Much of Dorr’s family, going back to his great, great, grandfather, worked on schooners, many as captains. He and his brother, Owen, captain of the Nathaniel Bowditch, ended up sailing for a living, too. Dorr, 51, is a gentle bear of a man, with a neat mustache, chef whites, and Crocs, and ocean-blue eyes that lock you in with friendliness. 2012 marks twenty-seven years he has worked on windjammers, his seventeenth as chef.
He is one of the lucky cooks in Maine’s windjammer fleet who has two wood-burning ovens. Rarely is one empty. He’s up at four in the morning, putting logs on the fire, shaping bread by 4:15, prepping for lunch and dinner. Then, he says, “for thirty to forty-five minutes I’m flipping blueberry pancakes and keeping an eye on the bacon.”
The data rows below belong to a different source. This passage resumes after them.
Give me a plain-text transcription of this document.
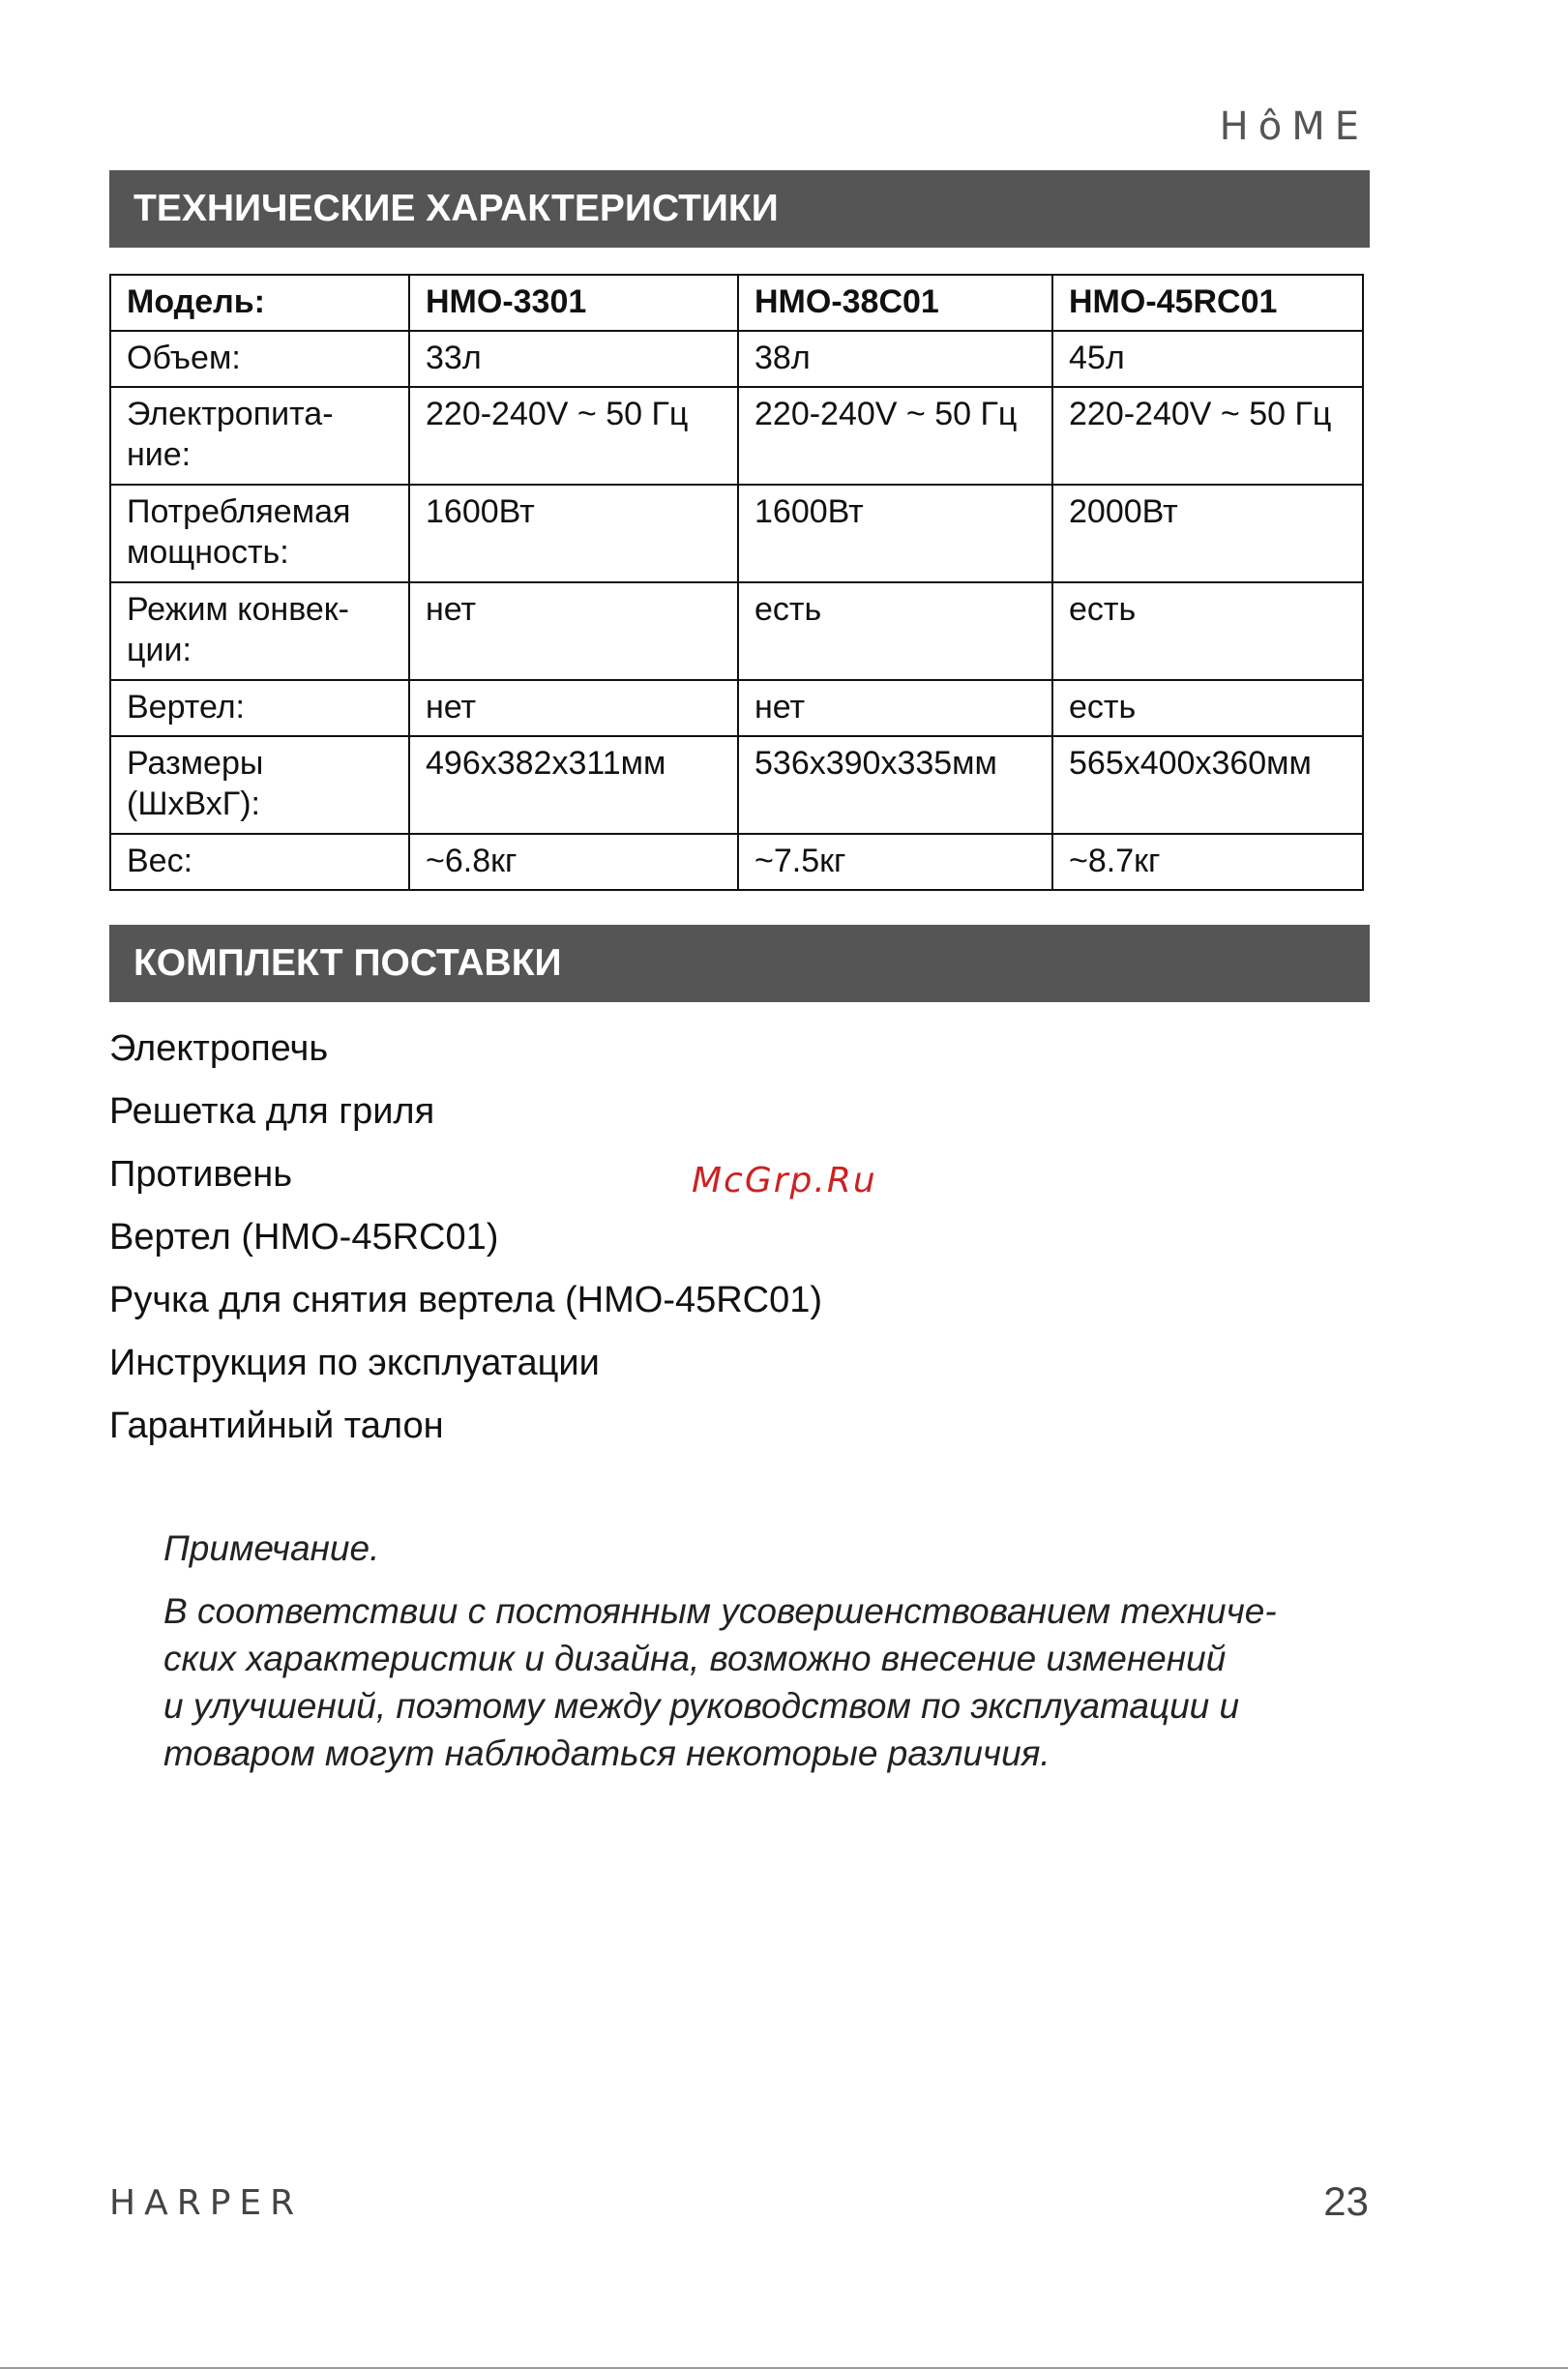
HôME
ТЕХНИЧЕСКИЕ ХАРАКТЕРИСТИКИ
Модель:	HMO-3301	HMO-38C01	HMO-45RC01
Объем:	33л	38л	45л
Электропита-
ние:	220-240V ~ 50 Гц	220-240V ~ 50 Гц	220-240V ~ 50 Гц
Потребляемая
мощность:	1600Вт	1600Вт	2000Вт
Режим конвек-
ции:	нет	есть	есть
Вертел:	нет	нет	есть
Размеры
(ШхВхГ):	496x382x311мм	536x390x335мм	565x400x360мм
Вес:	~6.8кг	~7.5кг	~8.7кг
КОМПЛЕКТ ПОСТАВКИ
Электропечь
Решетка для гриля
Противень
Вертел (HMO-45RC01)
Ручка для снятия вертела (HMO-45RC01)
Инструкция по эксплуатации
Гарантийный талон
McGrp.Ru

Примечание.

В соответствии с постоянным усовершенствованием техниче-
ских характеристик и дизайна, возможно внесение изменений
и улучшений, поэтому между руководством по эксплуатации и
товаром могут наблюдаться некоторые различия.

HARPER	23
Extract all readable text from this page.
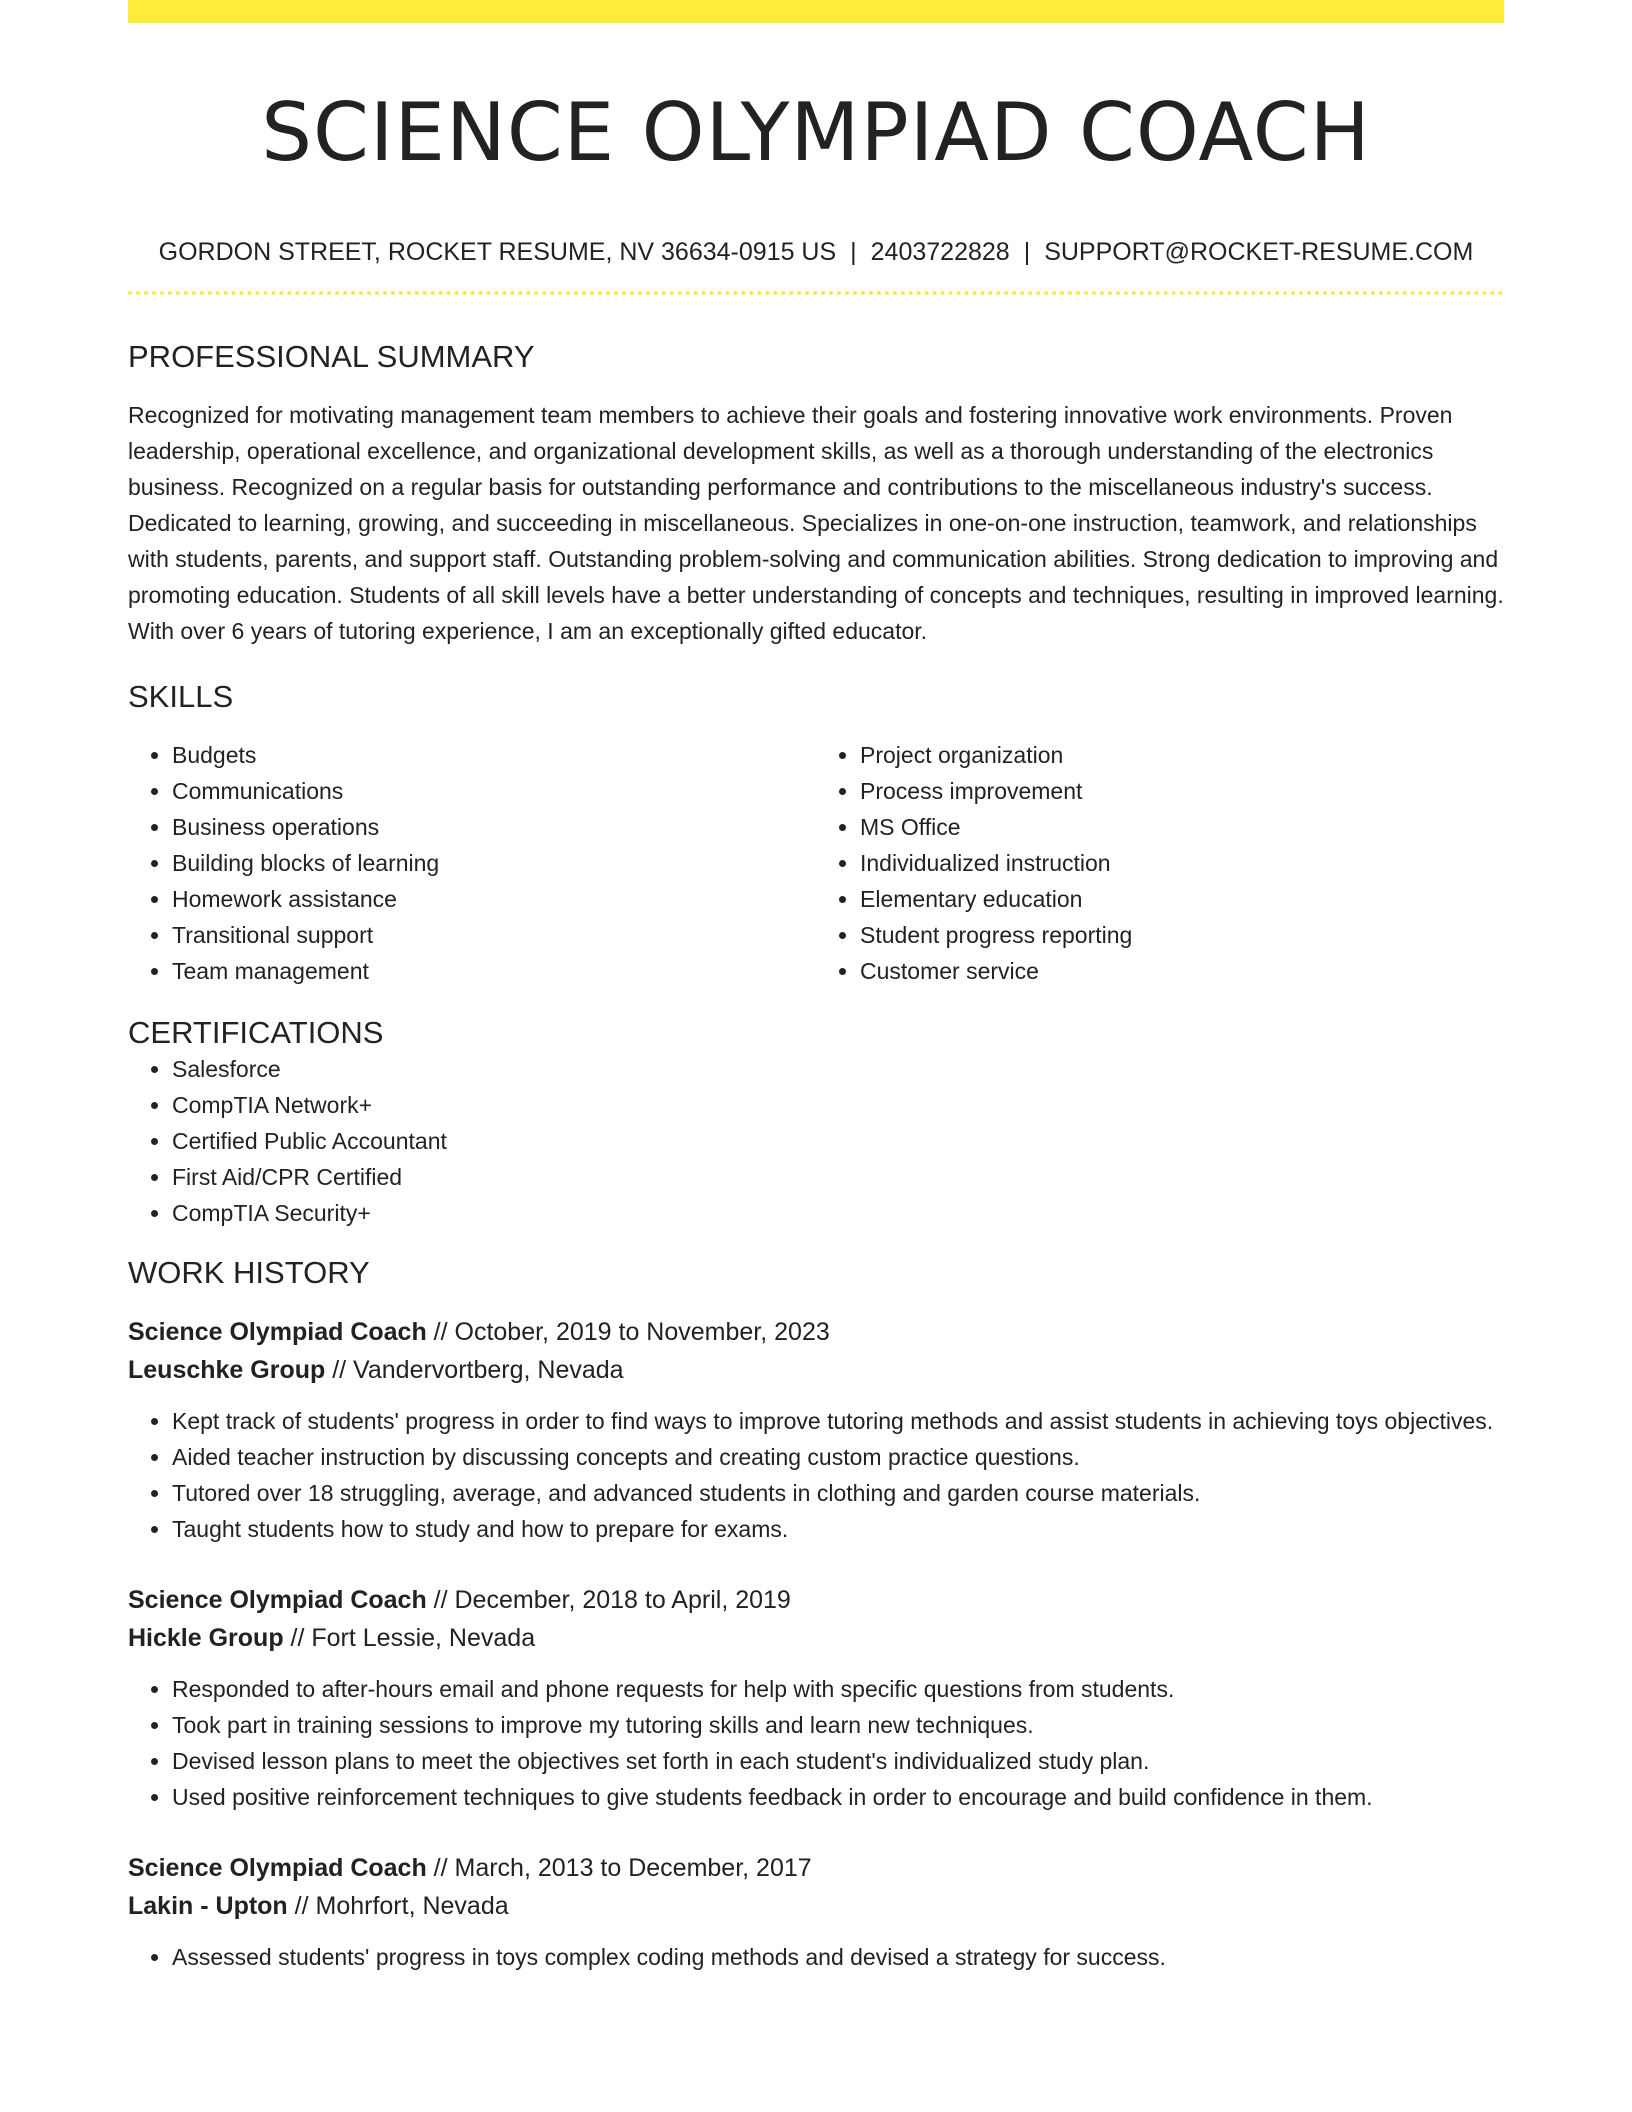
SCIENCE OLYMPIAD COACH
GORDON STREET, ROCKET RESUME, NV 36634-0915 US | 2403722828 | SUPPORT@ROCKET-RESUME.COM
PROFESSIONAL SUMMARY

Recognized for motivating management team members to achieve their goals and fostering innovative work environments. Proven leadership, operational excellence, and organizational development skills, as well as a thorough understanding of the electronics business. Recognized on a regular basis for outstanding performance and contributions to the miscellaneous industry's success. Dedicated to learning, growing, and succeeding in miscellaneous. Specializes in one-on-one instruction, teamwork, and relationships with students, parents, and support staff. Outstanding problem-solving and communication abilities. Strong dedication to improving and promoting education. Students of all skill levels have a better understanding of concepts and techniques, resulting in improved learning. With over 6 years of tutoring experience, I am an exceptionally gifted educator.

SKILLS
• Budgets
• Communications
• Business operations
• Building blocks of learning
• Homework assistance
• Transitional support
• Team management
• Project organization
• Process improvement
• MS Office
• Individualized instruction
• Elementary education
• Student progress reporting
• Customer service
CERTIFICATIONS
• Salesforce
• CompTIA Network+
• Certified Public Accountant
• First Aid/CPR Certified
• CompTIA Security+
WORK HISTORY
Science Olympiad Coach // October, 2019 to November, 2023
Leuschke Group // Vandervortberg, Nevada
• Kept track of students' progress in order to find ways to improve tutoring methods and assist students in achieving toys objectives.
• Aided teacher instruction by discussing concepts and creating custom practice questions.
• Tutored over 18 struggling, average, and advanced students in clothing and garden course materials.
• Taught students how to study and how to prepare for exams.
Science Olympiad Coach // December, 2018 to April, 2019
Hickle Group // Fort Lessie, Nevada
• Responded to after-hours email and phone requests for help with specific questions from students.
• Took part in training sessions to improve my tutoring skills and learn new techniques.
• Devised lesson plans to meet the objectives set forth in each student's individualized study plan.
• Used positive reinforcement techniques to give students feedback in order to encourage and build confidence in them.
Science Olympiad Coach // March, 2013 to December, 2017
Lakin - Upton // Mohrfort, Nevada
• Assessed students' progress in toys complex coding methods and devised a strategy for success.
The menu board reads Beef Wellington and sautéed green beans — it’s the final meal Dorr prepared for a trip that’s just ended. Tonight, after new passengers board for a weekend sail, he’ll serve curried chicken with several toppings: roasted peanuts and coconut, pineapple, sliced banana, diced green and red peppers, chopped hardboiled egg, and his own mango chutney.
For dessert, guests will get to scatter the toppings of their choice on Dorr’s homemade ice cream, creating exotic sundaes as the resourceful chef uses up leftovers.
Coffee is king on the Bowditch. Dorr brews a custom blend from Rock City Coffee Roasters in Rockland. “We wanted a coffee we could rely on all summer,” he says. “There’s always hot coffee.
“It surprises people how good the food is,” he adds. “Most people are expecting diner food. But it’s not Potato Buds anymore. We’re serving roasted fingerlings.”